Além de recuperar eleitorados perdidos, há outros aspetos igualmente relevantes, como por exemplo:

  • É fundamental uma recusa clara de qualquer espécie de autoritarismos. Rui Rio também foi derrotado pela sua queda para o autoritarismo puro e simples — que sempre foi bastante claro no controlo que pretendia ter do poder judicial. O ‘quero, posso e mando’ — e ainda por cima com base na intuição, no palpite e no dedo no ar a tentar ver para que lado sopra o vento — está ultrapassado. Houve uma altura em que os portugueses gostaram desse perfil mas isso ficou ultrapassado com estas eleições. O PSD tem de ser o partido do respeito pelas liberdades e garantias mas também da separação clara e transparente entre o poder executivo e o poder judicial.
  • A união do partido é essencial. O próximo líder (seja quem for) terá de integrar os rioistas na sua comissão política nacional. Por exemplo, homens como Joaquim Miranda Sarmento ou André Coelho Lima foram duas boas revelações da direção de Rio.
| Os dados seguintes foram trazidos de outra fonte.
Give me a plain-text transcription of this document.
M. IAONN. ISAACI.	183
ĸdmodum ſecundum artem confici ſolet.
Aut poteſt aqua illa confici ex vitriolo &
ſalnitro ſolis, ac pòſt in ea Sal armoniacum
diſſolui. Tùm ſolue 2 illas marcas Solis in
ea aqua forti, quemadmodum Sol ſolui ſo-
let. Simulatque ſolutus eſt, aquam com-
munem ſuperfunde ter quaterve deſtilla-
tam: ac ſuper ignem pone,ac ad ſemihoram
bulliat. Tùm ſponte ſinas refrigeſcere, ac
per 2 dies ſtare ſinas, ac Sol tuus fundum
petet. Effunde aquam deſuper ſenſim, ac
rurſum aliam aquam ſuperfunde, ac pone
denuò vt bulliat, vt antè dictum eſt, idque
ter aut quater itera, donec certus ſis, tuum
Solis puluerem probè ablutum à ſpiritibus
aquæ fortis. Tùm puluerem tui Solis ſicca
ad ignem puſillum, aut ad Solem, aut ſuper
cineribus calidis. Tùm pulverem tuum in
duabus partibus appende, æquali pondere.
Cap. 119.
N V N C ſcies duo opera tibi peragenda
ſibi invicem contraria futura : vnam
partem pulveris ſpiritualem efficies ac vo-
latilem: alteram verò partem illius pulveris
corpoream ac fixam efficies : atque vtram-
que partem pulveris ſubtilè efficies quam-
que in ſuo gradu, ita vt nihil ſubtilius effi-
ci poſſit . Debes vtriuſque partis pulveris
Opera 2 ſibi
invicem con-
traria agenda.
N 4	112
A nova liderança terá de agregar, e não separar.
  • Oposição intensa e escrutinadora de qualquer Governo. De uma vez por todas, o PSD tem de aprender a fazer oposição como o PS: com grande profissionalismo, intensidade e capacidade de trabalho — o oposto de tudo o que a direção de Rui Rio demonstrou, com a honrosa exceção de Miranda Sarmento. E também deixar de olhar para os jornalistas como inimigos de sangue mas sim como profissionais da informação que noticiam, analisam e opinam de forma livre sobre o que lhes parece mais relevante.

Estas são algumas ideias que devem ser analisadas pelos candidatos à sucessão de Rui Rio. Não faço ideia se Luís Montenegro, Paulo Rangel, Miguel Pinto da Luz ou Jorge Moreira da Silva defendem algumas destas propostas. O que sei é que das duas uma: ou o PSD muda de vida com urgência e começa a construir uma alternativa ao PS ou o Chega e a Iniciativa Liberal continuarão a crescer em 2026/2027 à custa do eleitorado do PSD.